EDF scales can be approximated in EDOs by subdividing diatonic fifths. If 4\7 (four degrees of 7EDO) is at one extreme and 3\5 (three degrees of 5EDO) is at the other, all other possible 5L 2s scales exist in a continuum between them. You can chop this continuum up by taking "freshman sums" of the two edges - adding together the numerators, then adding together the denominators (i.e. adding them together as if you would be adding the complex numbers analogous real and imaginary parts).

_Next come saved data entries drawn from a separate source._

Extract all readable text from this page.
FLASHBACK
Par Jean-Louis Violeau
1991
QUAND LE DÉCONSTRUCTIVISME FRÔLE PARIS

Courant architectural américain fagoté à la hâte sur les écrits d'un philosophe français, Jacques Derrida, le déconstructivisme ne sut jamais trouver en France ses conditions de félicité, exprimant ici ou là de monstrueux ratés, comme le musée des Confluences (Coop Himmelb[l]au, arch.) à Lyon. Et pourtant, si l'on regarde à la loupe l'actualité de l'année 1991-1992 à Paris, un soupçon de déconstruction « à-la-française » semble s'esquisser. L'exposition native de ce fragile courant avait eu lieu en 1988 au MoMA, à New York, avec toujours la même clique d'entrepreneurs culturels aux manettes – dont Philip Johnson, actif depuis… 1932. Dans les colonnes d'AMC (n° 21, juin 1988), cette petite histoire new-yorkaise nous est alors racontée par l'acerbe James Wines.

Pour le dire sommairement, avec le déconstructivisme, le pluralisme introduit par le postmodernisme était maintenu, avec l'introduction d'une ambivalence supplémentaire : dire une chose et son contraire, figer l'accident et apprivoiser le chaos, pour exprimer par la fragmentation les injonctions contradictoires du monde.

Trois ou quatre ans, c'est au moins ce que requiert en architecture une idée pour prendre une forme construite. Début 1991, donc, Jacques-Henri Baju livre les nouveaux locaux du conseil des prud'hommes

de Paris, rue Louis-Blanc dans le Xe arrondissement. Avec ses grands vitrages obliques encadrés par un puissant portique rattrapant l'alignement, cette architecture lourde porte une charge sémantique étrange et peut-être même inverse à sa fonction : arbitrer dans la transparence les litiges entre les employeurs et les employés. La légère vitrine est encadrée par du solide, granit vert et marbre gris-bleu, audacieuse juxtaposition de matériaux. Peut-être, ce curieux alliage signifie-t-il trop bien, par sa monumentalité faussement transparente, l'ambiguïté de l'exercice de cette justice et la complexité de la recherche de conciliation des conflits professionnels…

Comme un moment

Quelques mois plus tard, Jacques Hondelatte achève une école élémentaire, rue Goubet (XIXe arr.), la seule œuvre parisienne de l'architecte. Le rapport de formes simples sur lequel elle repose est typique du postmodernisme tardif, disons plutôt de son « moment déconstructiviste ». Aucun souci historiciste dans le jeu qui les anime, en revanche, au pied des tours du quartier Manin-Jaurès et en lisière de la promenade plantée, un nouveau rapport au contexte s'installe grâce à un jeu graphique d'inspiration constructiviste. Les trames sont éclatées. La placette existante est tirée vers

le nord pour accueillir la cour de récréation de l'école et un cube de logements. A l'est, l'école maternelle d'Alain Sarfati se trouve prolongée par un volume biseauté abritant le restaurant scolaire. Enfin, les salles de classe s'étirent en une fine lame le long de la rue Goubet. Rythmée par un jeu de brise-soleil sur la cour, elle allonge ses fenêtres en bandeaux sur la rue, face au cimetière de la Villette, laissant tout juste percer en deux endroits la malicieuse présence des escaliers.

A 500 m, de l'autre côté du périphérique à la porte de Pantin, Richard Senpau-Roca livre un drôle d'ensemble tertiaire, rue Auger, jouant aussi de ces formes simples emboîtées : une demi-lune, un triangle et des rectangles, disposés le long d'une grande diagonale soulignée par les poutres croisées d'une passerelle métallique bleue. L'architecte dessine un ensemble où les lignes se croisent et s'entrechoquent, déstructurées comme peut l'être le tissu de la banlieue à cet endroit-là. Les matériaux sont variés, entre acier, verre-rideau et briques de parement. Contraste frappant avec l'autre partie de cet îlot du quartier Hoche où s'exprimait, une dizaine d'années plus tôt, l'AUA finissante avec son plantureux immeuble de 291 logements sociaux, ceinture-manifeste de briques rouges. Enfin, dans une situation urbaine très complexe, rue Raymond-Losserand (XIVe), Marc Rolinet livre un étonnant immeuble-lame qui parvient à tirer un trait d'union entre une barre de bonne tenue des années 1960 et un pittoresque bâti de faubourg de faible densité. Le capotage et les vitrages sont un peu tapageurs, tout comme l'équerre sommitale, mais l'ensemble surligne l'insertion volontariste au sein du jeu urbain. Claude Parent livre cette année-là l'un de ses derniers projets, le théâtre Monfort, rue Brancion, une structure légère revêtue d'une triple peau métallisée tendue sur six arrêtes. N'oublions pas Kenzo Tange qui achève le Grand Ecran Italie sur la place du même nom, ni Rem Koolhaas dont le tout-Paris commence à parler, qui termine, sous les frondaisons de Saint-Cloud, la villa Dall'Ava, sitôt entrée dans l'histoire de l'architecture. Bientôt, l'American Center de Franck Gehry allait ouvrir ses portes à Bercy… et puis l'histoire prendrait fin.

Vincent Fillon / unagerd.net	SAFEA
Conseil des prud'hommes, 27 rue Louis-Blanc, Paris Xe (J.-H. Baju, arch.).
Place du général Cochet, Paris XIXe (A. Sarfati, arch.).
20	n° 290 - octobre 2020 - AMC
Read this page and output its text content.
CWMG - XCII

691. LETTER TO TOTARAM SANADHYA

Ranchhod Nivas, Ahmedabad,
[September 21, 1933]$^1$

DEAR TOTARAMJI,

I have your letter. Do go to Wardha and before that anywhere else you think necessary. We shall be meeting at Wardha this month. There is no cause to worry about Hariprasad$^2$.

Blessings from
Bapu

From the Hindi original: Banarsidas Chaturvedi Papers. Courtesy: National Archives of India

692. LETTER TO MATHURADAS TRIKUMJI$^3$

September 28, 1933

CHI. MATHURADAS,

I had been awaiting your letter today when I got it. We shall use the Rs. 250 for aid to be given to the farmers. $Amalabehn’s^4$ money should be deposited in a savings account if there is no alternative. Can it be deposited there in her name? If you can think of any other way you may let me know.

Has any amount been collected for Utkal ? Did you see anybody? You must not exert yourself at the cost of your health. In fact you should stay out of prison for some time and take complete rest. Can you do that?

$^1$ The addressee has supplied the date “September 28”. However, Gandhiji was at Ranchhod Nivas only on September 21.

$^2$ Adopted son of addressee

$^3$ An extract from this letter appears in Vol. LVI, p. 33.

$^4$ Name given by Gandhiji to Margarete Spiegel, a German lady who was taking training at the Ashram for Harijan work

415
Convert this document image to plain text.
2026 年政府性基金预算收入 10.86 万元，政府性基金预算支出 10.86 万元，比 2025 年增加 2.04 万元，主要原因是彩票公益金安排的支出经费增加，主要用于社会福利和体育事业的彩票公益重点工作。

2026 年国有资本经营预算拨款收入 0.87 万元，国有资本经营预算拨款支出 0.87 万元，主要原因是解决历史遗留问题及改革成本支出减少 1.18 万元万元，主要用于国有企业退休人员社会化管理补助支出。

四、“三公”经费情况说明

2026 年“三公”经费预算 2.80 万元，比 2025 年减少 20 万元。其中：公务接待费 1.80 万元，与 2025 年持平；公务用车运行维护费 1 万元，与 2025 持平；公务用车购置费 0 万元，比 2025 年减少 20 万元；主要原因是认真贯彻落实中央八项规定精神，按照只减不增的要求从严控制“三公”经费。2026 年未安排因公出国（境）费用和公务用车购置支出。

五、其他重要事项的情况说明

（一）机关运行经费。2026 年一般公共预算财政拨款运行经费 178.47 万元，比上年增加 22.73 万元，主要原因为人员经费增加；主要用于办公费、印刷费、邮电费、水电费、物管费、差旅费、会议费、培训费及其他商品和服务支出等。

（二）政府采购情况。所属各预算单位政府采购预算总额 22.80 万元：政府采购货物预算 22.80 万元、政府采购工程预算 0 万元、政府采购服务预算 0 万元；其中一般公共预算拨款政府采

Thus, between 4\7 and 3\5 you have (4+3)\(7+5) = 7\12, seven degrees of 12EDO.

If we carry this freshman-summing out a little further, new, larger EDOs pop up in our continuum.

Generator range: 137.1429 cents (4\7/5 = 4\35) to 144 cents (3\5/5 = 3\25)

4\7 137.143
27\47 137.872
23\40 138.000
42\73 138.082
19\33 138.18
53\92 138.261
34\59 138.305
49\85 138.353
15\26 138.4615
56\97 138.557
41\71 138.5915 The generator closest to a just 13/12 for EDOs less than 1000
67\116 138.621
26\45 138.6 Flattone is in this region
63\109 138.716
37\64 138.750
48\83 138.795
11\19 138.947
51\88 139.09
40\69 139.130
69\119 139.160
29\50 139.200
76\131 139.237 Golden meantone (696.2145¢)
47\81 139.259
65\112 139.286
18\31 139.355 Meantone is in this region
61\105 139.429
43\74 139.459
68\117 139.487
25\43 139.535
57\98 139.592
32\55 139.63
39\67 139.7015
7\12 140.000
38\65 140.308
31\53 140.377 The fifth closest to a just 3/2 for EDOs less than 200
55\94 140.4255 Garibaldi / Cassandra
24\41 140.488
65\111 140.540
41\70 140.571
58\99 140.60
17\29 140.690
61\104 140.769
44\75 140.800
71\121 140.826 Golden neogothic (704.0956¢)
27\46 140.870 Neogothic is in this region
64\109 140.917
37\63 140.952
47\80 141.000
10\17 141.1765
43\73 141.370
33\56 141.429
56\95 141.474
23\39 141.5385
59\100 141.600
36\61 141.639
49\83 141.687
13\22 141.81 Archy is in this region
42\71 141.972
29\49 142.041
45\76 142.105
16\27 142.2
35\59 142.373
19\32 142.500
22\37 142.702
3\5 144.000

Tunings above 7\12 on this chart are called "negative tunings" (as they lessen the size of the fifth) and include meantone systems such as 1/3-comma (close to 11\19) and 1/4-comma (close to 18\31). As these tunings approach 4\7, the majors become flatter and the minors become sharper.

Tunings below 7\12 on this chart are called "positive tunings" and they include Pythagorean tuning itself (well approximated by 31\53) as well as superpyth tunings such as 10\17 and 13\22. As these tunings approach 3\5, the majors become sharper and the minors become flatter. Around 13\22 through 16\27, the thirds fall closer to 7-limit than 5-limit intervals: 7:6 and 9:7 as opposed to 6:5 and 5:4.